Leilani’s on the Beach, in Whalers Village, has outdoor seating that faces Kaanapali Beach. It’s a great place to see the sun set while munching on a salad of mixed greens and sweet Maui onions. 2435 Kaanapali Parkway, 808-661-4495, www.leilanis.com The Road to Hana, a 52-mile scenic drive along the northern coast, takes several hours. Along the way are 600 curves, 59 narrow bridges, and plenty of photo ops for waterfalls, cliffs, valleys, tropical rain forests, and views of the ocean pounding the rocks below. We stopped near Mile Marker 28, at the Nahiku Marketplace, where you can buy fish tacos, coconut candy, baked breadfruit, and locally-grown coffee. There are also arts and crafts for sale at the Nahiku Ti Gallery.
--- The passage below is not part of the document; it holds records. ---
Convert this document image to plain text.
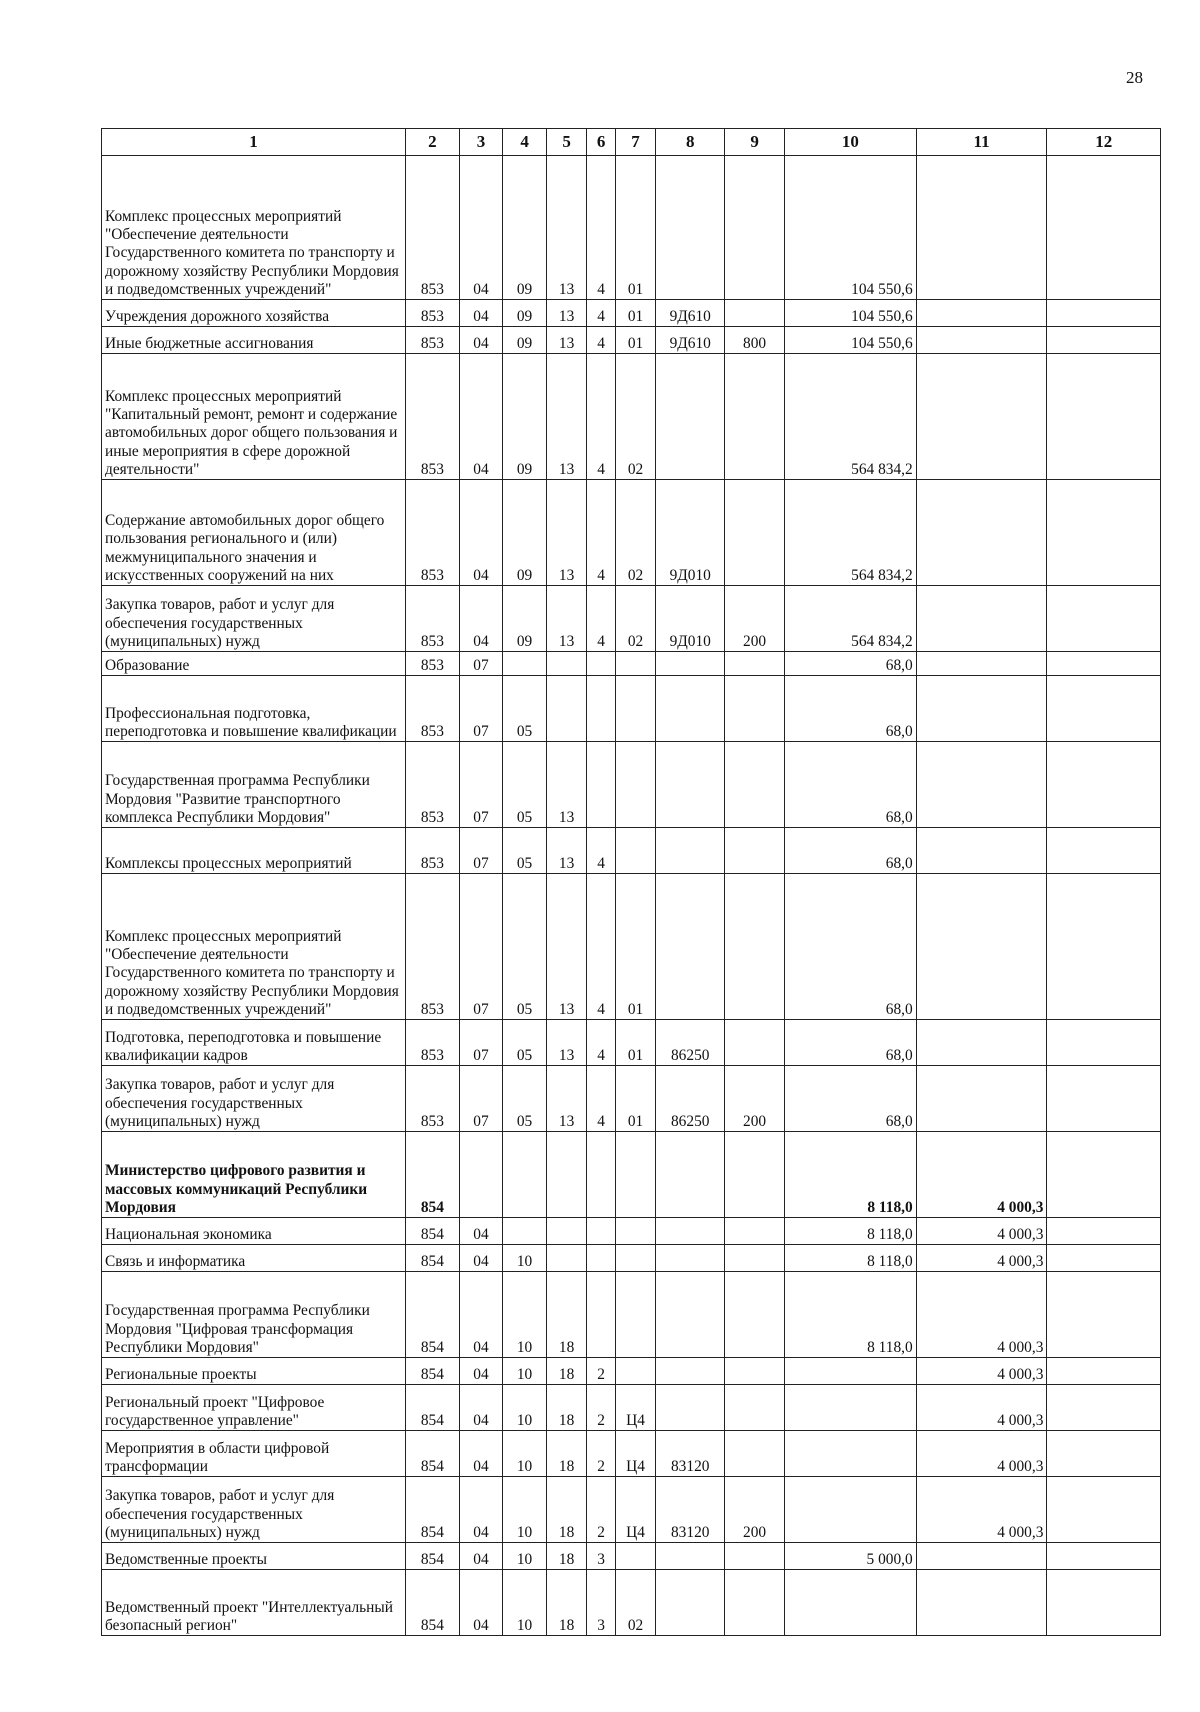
28
1	2	3	4	5	6	7	8	9	10	11	12
Комплекс процессных мероприятий "Обеспечение деятельности Государственного комитета по транспорту и дорожному хозяйству Республики Мордовия и подведомственных учреждений"	853	04	09	13	4	01			104 550,6		
Учреждения дорожного хозяйства	853	04	09	13	4	01	9Д610		104 550,6		
Иные бюджетные ассигнования	853	04	09	13	4	01	9Д610	800	104 550,6		
Комплекс процессных мероприятий "Капитальный ремонт, ремонт и содержание автомобильных дорог общего пользования и иные мероприятия в сфере дорожной деятельности"	853	04	09	13	4	02			564 834,2		
Содержание автомобильных дорог общего пользования регионального и (или) межмуниципального значения и искусственных сооружений на них	853	04	09	13	4	02	9Д010		564 834,2		
Закупка товаров, работ и услуг для обеспечения государственных (муниципальных) нужд	853	04	09	13	4	02	9Д010	200	564 834,2		
Образование	853	07							68,0		
Профессиональная подготовка, переподготовка и повышение квалификации	853	07	05						68,0		
Государственная программа Республики Мордовия "Развитие транспортного комплекса Республики Мордовия"	853	07	05	13					68,0		
Комплексы процессных мероприятий	853	07	05	13	4				68,0		
Комплекс процессных мероприятий "Обеспечение деятельности Государственного комитета по транспорту и дорожному хозяйству Республики Мордовия и подведомственных учреждений"	853	07	05	13	4	01			68,0		
Подготовка, переподготовка и повышение квалификации кадров	853	07	05	13	4	01	86250		68,0		
Закупка товаров, работ и услуг для обеспечения государственных (муниципальных) нужд	853	07	05	13	4	01	86250	200	68,0		
Министерство цифрового развития и массовых коммуникаций Республики Мордовия	854								8 118,0	4 000,3	
Национальная экономика	854	04							8 118,0	4 000,3	
Связь и информатика	854	04	10						8 118,0	4 000,3	
Государственная программа Республики Мордовия "Цифровая трансформация Республики Мордовия"	854	04	10	18					8 118,0	4 000,3	
Региональные проекты	854	04	10	18	2					4 000,3	
Региональный проект "Цифровое государственное управление"	854	04	10	18	2	Ц4				4 000,3	
Мероприятия в области цифровой трансформации	854	04	10	18	2	Ц4	83120			4 000,3	
Закупка товаров, работ и услуг для обеспечения государственных (муниципальных) нужд	854	04	10	18	2	Ц4	83120	200		4 000,3	
Ведомственные проекты	854	04	10	18	3				5 000,0		
Ведомственный проект "Интеллектуальный безопасный регион"	854	04	10	18	3	02					
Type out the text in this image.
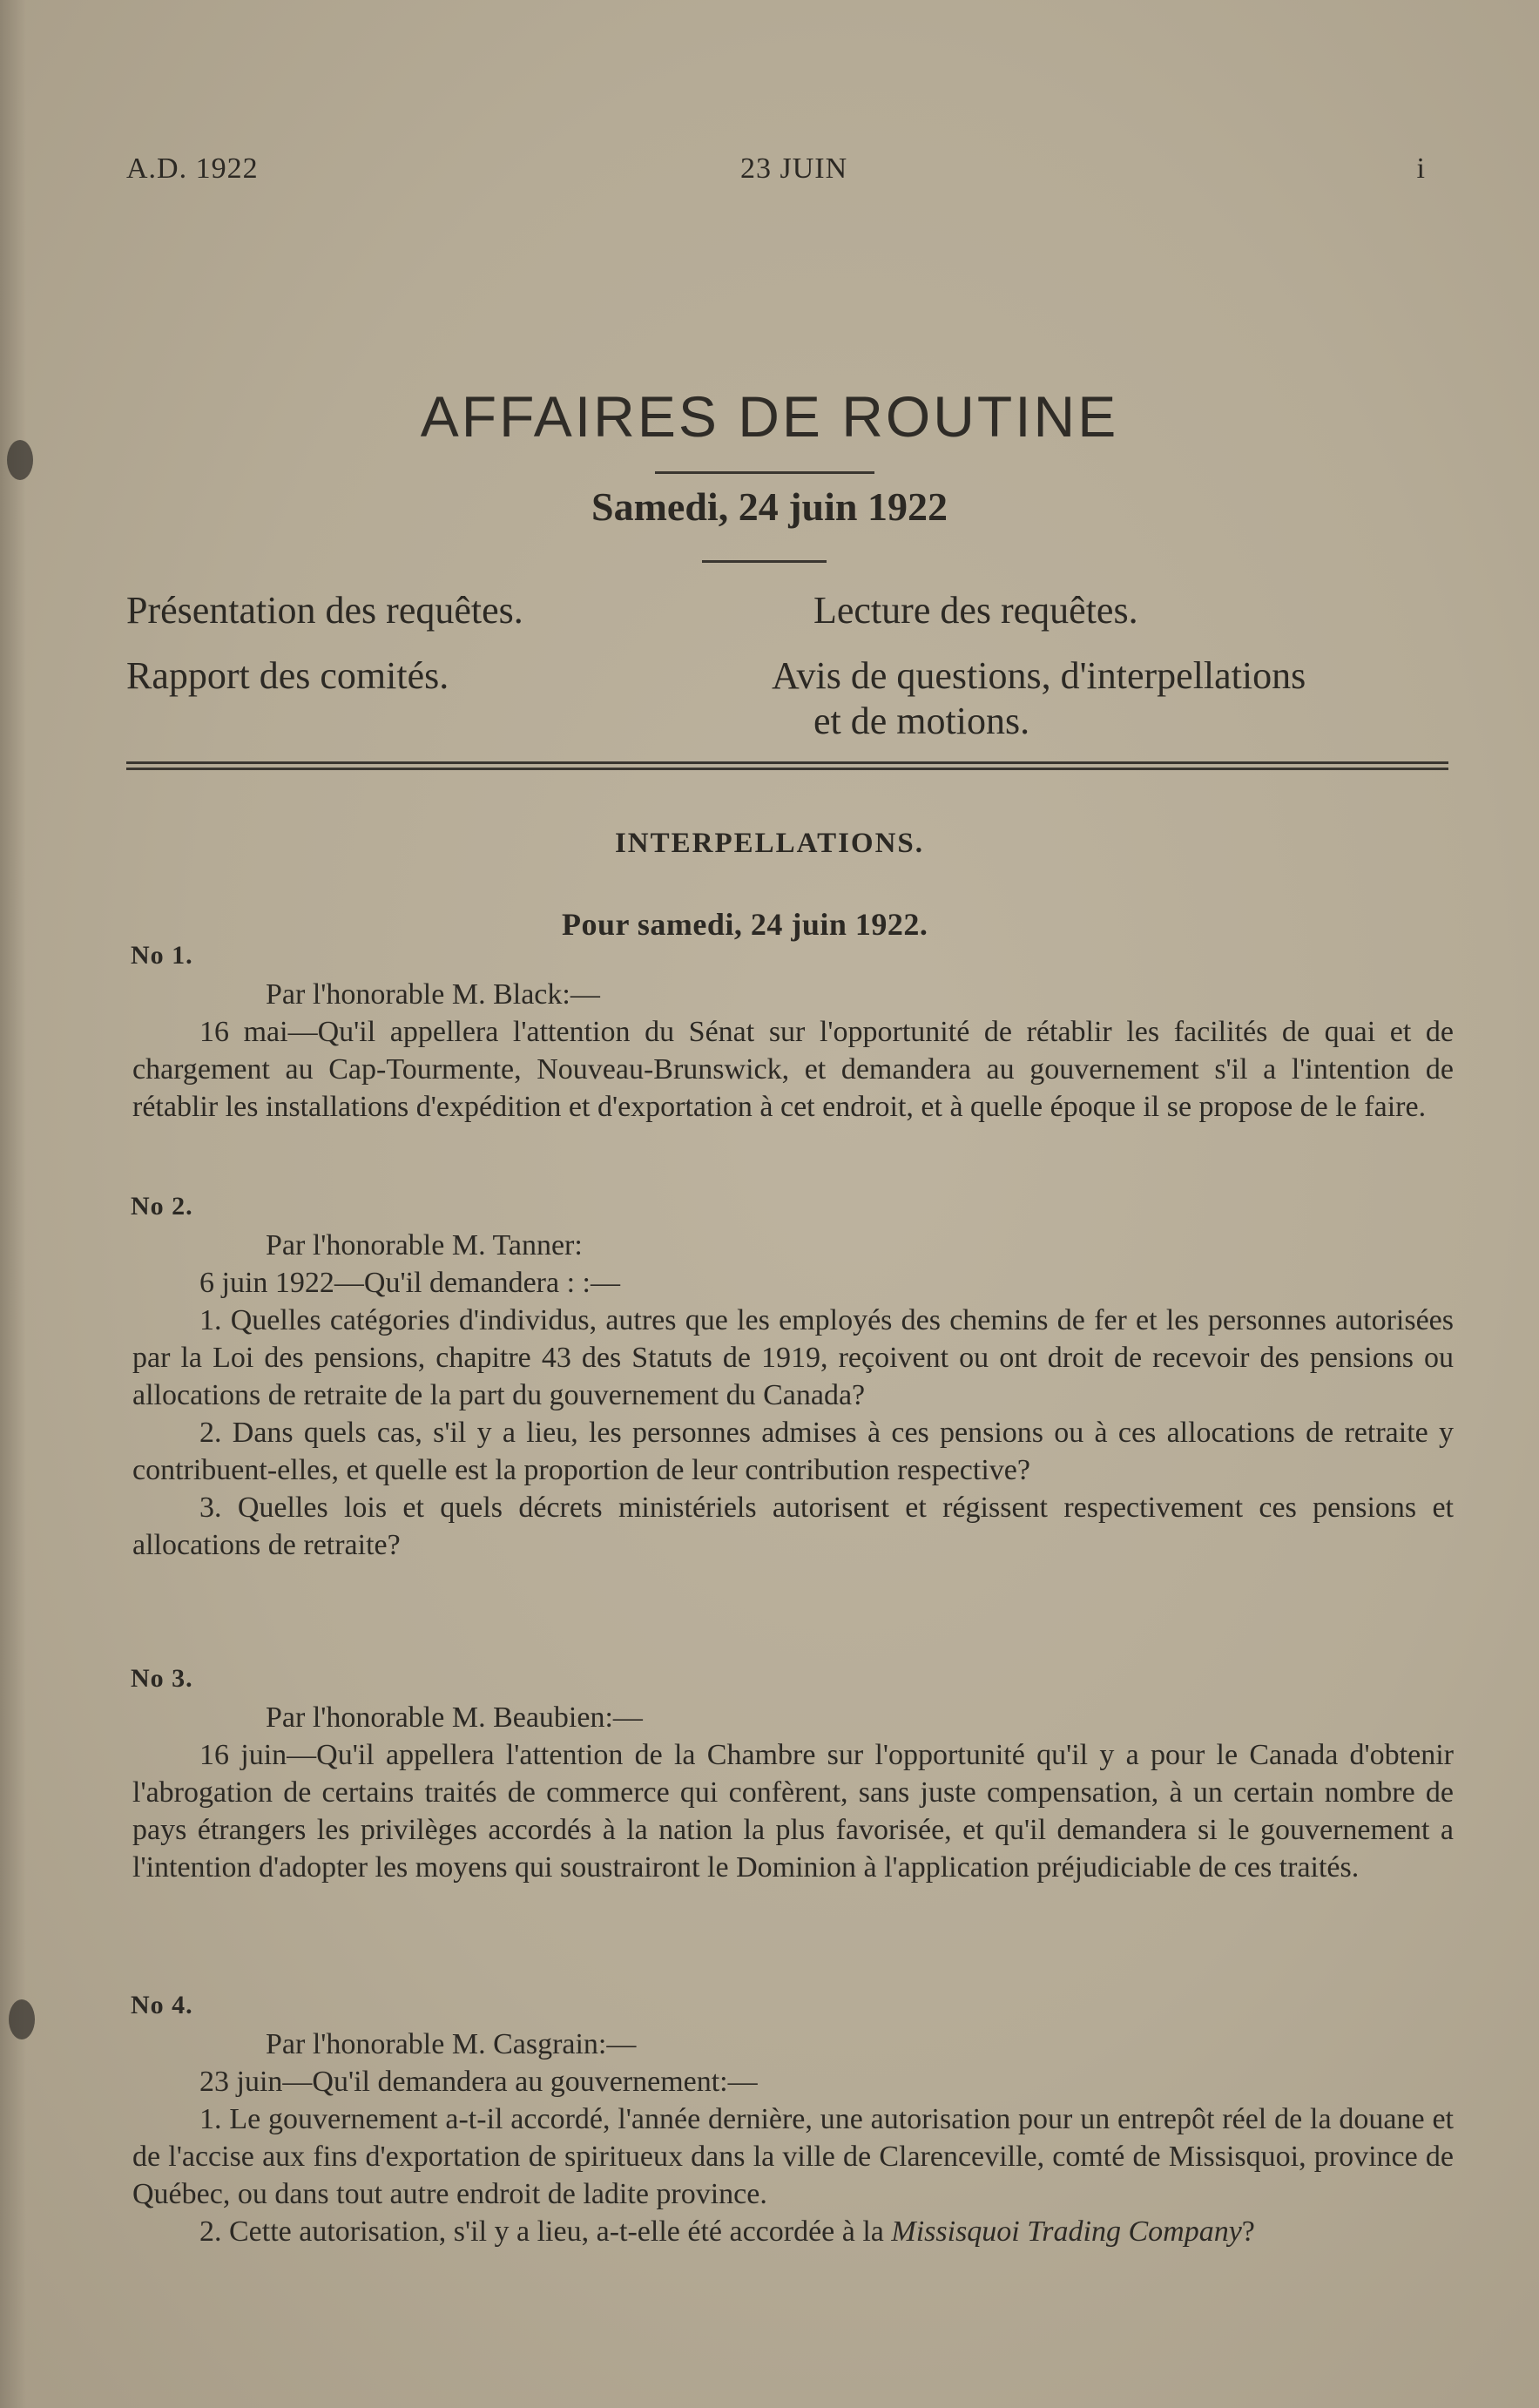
A.D. 1922	23 JUIN	i
AFFAIRES DE ROUTINE
Samedi, 24 juin 1922
Présentation des requêtes.	Lecture des requêtes.
Rapport des comités.	Avis de questions, d'interpellations
et de motions.
INTERPELLATIONS.
Pour samedi, 24 juin 1922.
No 1.

Par l'honorable M. Black:—

16 mai—Qu'il appellera l'attention du Sénat sur l'opportunité de rétablir les facilités de quai et de chargement au Cap-Tourmente, Nouveau-Brunswick, et demandera au gouvernement s'il a l'intention de rétablir les installations d'expédition et d'exportation à cet endroit, et à quelle époque il se propose de le faire.

No 2.

Par l'honorable M. Tanner:

6 juin 1922—Qu'il demandera : :—

1. Quelles catégories d'individus, autres que les employés des chemins de fer et les personnes autorisées par la Loi des pensions, chapitre 43 des Statuts de 1919, reçoivent ou ont droit de recevoir des pensions ou allocations de retraite de la part du gouvernement du Canada?

2. Dans quels cas, s'il y a lieu, les personnes admises à ces pensions ou à ces allocations de retraite y contribuent-elles, et quelle est la proportion de leur contribution respective?

3. Quelles lois et quels décrets ministériels autorisent et régissent respectivement ces pensions et allocations de retraite?

No 3.

Par l'honorable M. Beaubien:—

16 juin—Qu'il appellera l'attention de la Chambre sur l'opportunité qu'il y a pour le Canada d'obtenir l'abrogation de certains traités de commerce qui confèrent, sans juste compensation, à un certain nombre de pays étrangers les privilèges accordés à la nation la plus favorisée, et qu'il demandera si le gouvernement a l'intention d'adopter les moyens qui soustrairont le Dominion à l'application préjudiciable de ces traités.

No 4.

Par l'honorable M. Casgrain:—

23 juin—Qu'il demandera au gouvernement:—

1. Le gouvernement a-t-il accordé, l'année dernière, une autorisation pour un entrepôt réel de la douane et de l'accise aux fins d'exportation de spiritueux dans la ville de Clarenceville, comté de Missisquoi, province de Québec, ou dans tout autre endroit de ladite province.

2. Cette autorisation, s'il y a lieu, a-t-elle été accordée à la Missisquoi Trading Company?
Just past Mile Marker 32 on the Hana Highway is a volcanic sand beach. The state also operates cabins here that can be reserved for $45 a night. Waianapanapa State Park, Waianapanapa Road, 808-248-4844, www.hawaiistateparks.org

Ten miles past the town of Hana we reached the Oheo Gulch, where cascading streams feed several pools of water. This spot, nicknamed the Seven Sacred Pools (although there are more than seven and none is deemed sacred), is part of the eastern end of Haleakala National Park.

The towering 400-foot Waimoku Falls is also part of the park. To reach the falls, we hiked on foot along the Pipiwai Trail, through a dense bamboo forest and countless guava and mango trees.

Maui is a haven for artists. I got to hang out with Dale Zarrella (www.dalezarrella.com), an accomplished painter and sculptor who lives in Kihei. He works with wood, stone, and bronze, and his work is displayed at the Grand Wailea and other places on Maui. He has also shown his work in Lahaina, a community that bills itself as The Art Capital of the Pacific and claims to have more art galleries per capita than any other town in the United States. Every Friday is Art Night in Lahaina, when from 7 to 10 all the local galleries hold an open house with guest artists, special shows, and refreshments.